- Venue: Beijing National Aquatics Center
- Dates: 9 September
- Competitors: 10 from 10 nations
- Winning time: 2:55.81

Medalists
- 1st place, gold medalist(s):  / Richard Oribe / Spain
- 2nd place, silver medalist(s):  / David Smétanine / France
- 3rd place, bronze medalist(s):  / Jan Povysil / Czech Republic

= Swimming at the 2008 Summer Paralympics – Men's 200 metre freestyle S4 =

The men's 200m freestyle S4 event at the 2008 Summer Paralympics took place at the Beijing National Aquatics Center on 9 September.
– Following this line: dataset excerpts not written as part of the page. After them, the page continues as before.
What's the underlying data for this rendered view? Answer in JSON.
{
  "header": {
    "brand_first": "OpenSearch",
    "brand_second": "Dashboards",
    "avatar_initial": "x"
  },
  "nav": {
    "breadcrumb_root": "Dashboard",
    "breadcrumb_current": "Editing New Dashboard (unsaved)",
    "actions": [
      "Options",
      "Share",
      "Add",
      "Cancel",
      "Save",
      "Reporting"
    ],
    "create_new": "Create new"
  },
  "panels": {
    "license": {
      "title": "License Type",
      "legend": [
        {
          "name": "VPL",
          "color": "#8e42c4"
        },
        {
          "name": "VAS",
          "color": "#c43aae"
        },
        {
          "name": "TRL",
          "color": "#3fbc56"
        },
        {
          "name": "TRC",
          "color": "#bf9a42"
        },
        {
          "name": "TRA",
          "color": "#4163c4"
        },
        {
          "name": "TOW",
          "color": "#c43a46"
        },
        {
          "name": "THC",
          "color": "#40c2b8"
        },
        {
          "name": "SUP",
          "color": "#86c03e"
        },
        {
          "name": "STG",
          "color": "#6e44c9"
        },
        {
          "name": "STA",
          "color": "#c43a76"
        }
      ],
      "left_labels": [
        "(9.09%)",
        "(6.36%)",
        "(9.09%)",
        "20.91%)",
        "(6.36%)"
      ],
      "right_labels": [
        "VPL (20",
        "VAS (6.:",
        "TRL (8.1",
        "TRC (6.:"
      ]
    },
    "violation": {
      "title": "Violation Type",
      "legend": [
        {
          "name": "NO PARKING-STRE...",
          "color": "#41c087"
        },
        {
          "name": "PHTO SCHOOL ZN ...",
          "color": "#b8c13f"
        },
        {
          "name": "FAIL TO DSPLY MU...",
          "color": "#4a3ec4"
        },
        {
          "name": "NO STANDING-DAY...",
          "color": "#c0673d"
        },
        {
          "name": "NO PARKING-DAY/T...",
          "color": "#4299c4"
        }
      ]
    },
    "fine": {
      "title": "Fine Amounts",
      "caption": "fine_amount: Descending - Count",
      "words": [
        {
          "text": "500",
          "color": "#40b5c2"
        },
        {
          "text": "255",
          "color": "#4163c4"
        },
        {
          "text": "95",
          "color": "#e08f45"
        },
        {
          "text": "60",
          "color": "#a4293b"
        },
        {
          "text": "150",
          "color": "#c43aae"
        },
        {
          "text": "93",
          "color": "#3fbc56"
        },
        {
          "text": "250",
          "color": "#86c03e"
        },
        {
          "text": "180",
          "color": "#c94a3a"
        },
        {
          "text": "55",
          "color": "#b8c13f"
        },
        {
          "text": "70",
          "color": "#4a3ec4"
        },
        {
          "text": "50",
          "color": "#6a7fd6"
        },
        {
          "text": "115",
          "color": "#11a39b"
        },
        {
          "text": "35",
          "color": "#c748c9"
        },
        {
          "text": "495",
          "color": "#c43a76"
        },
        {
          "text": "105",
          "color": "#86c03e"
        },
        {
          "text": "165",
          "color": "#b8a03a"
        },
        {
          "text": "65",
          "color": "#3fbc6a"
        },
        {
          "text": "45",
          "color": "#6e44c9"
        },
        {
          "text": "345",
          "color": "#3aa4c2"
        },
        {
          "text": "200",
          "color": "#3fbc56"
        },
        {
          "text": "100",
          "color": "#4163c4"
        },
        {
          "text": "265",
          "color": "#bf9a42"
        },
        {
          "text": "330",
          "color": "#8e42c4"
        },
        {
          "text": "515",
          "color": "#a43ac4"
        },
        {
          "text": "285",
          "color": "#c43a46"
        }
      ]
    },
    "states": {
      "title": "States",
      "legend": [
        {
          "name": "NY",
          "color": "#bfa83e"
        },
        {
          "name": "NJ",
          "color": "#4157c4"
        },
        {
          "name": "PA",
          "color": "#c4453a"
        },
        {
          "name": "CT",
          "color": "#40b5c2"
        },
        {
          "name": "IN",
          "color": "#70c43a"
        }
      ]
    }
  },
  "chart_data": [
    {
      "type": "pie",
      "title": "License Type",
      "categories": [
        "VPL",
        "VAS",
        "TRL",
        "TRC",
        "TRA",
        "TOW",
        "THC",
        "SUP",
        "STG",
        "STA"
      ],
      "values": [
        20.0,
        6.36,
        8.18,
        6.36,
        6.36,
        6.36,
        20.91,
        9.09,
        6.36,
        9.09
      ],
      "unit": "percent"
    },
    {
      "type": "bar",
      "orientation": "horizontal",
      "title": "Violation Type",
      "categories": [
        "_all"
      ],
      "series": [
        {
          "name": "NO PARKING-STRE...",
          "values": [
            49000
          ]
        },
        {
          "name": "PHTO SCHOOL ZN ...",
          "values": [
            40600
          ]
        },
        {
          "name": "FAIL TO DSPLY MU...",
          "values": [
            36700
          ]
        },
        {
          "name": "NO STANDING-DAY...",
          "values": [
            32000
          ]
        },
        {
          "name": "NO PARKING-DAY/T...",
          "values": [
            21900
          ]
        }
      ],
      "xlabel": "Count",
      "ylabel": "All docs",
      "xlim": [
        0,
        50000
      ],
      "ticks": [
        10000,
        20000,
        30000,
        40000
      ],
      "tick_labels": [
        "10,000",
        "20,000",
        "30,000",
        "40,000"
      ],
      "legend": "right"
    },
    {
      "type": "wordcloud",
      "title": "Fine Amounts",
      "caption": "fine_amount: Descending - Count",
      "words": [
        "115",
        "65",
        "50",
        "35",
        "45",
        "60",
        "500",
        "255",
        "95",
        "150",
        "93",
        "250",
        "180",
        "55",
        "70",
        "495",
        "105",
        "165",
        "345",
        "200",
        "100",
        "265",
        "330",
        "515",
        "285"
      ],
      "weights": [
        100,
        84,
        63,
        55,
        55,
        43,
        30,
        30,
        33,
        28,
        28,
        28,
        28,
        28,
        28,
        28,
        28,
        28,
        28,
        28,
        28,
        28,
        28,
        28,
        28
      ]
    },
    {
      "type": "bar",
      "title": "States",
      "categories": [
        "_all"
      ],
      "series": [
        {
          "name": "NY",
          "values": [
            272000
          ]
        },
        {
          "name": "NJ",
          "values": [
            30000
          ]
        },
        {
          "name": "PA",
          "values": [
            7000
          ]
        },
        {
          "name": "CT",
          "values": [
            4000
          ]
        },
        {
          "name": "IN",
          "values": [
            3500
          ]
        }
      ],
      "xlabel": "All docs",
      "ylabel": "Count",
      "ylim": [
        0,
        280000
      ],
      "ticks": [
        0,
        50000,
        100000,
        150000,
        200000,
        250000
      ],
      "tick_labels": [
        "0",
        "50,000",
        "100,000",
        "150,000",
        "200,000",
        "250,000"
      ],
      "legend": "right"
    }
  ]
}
There were two heats; the swimmers with the eight fastest times advanced to the final.

==Results==
===Heats===

Competed from 10:02.

====Heat 1====

| Rank | Name | Nationality | Time | Notes |
|---|---|---|---|---|
| 1 | David Smétanine | France | 3:02.09 | Q, PR |
| 2 | Ivan Khmelnitskiy | Russia | 3:16.67 | Q |
| 3 | Luca Mazzone | Italy | 3:36.63 | Q |
| 4 | Kestutis Skucas | Lithuania | 3:55.82 |  |
| 5 | Joon Seo | Brazil | 3:59.65 |  |

====Heat 2====

| Rank | Name | Nationality | Time | Notes |
|---|---|---|---|---|
| 1 | Richard Oribe | Spain | 3:00.45 | Q, PR |
| 2 | Jan Povysil | Czech Republic | 3:04.58 | Q |
| 3 | Christoffer Lindhe | Sweden | 3:11.81 | Q |
| 4 | Juan Reyes | Mexico | 3:28.73 | Q |
| 5 | Stylianos Tsakonas | Greece | 3:43.87 | Q |

===Final===
Competed at 18:40.

| Rank | Name | Nationality | Time | Notes |
|---|---|---|---|---|
| 1st place, gold medalist(s) | Richard Oribe | Spain | 2:55.81 | WR |
| 2nd place, silver medalist(s) | David Smétanine | France | 3:04.47 |  |
| 3rd place, bronze medalist(s) | Jan Povysil | Czech Republic | 3:06.74 |  |
| 4 | Christoffer Lindhe | Sweden | 3:11.84 |  |
| 5 | Luca Mazzone | Italy | 3:14.81 |  |
| 6 | Ivan Khmelnitskiy | Russia | 3:15.79 |  |
| 7 | Juan Reyes | Mexico | 3:25.57 |  |
| 8 | Stylianos Tsakonas | Greece | 3:40.20 |  |

Q = qualified for final. WR = World Record. PR = Paralympic Record.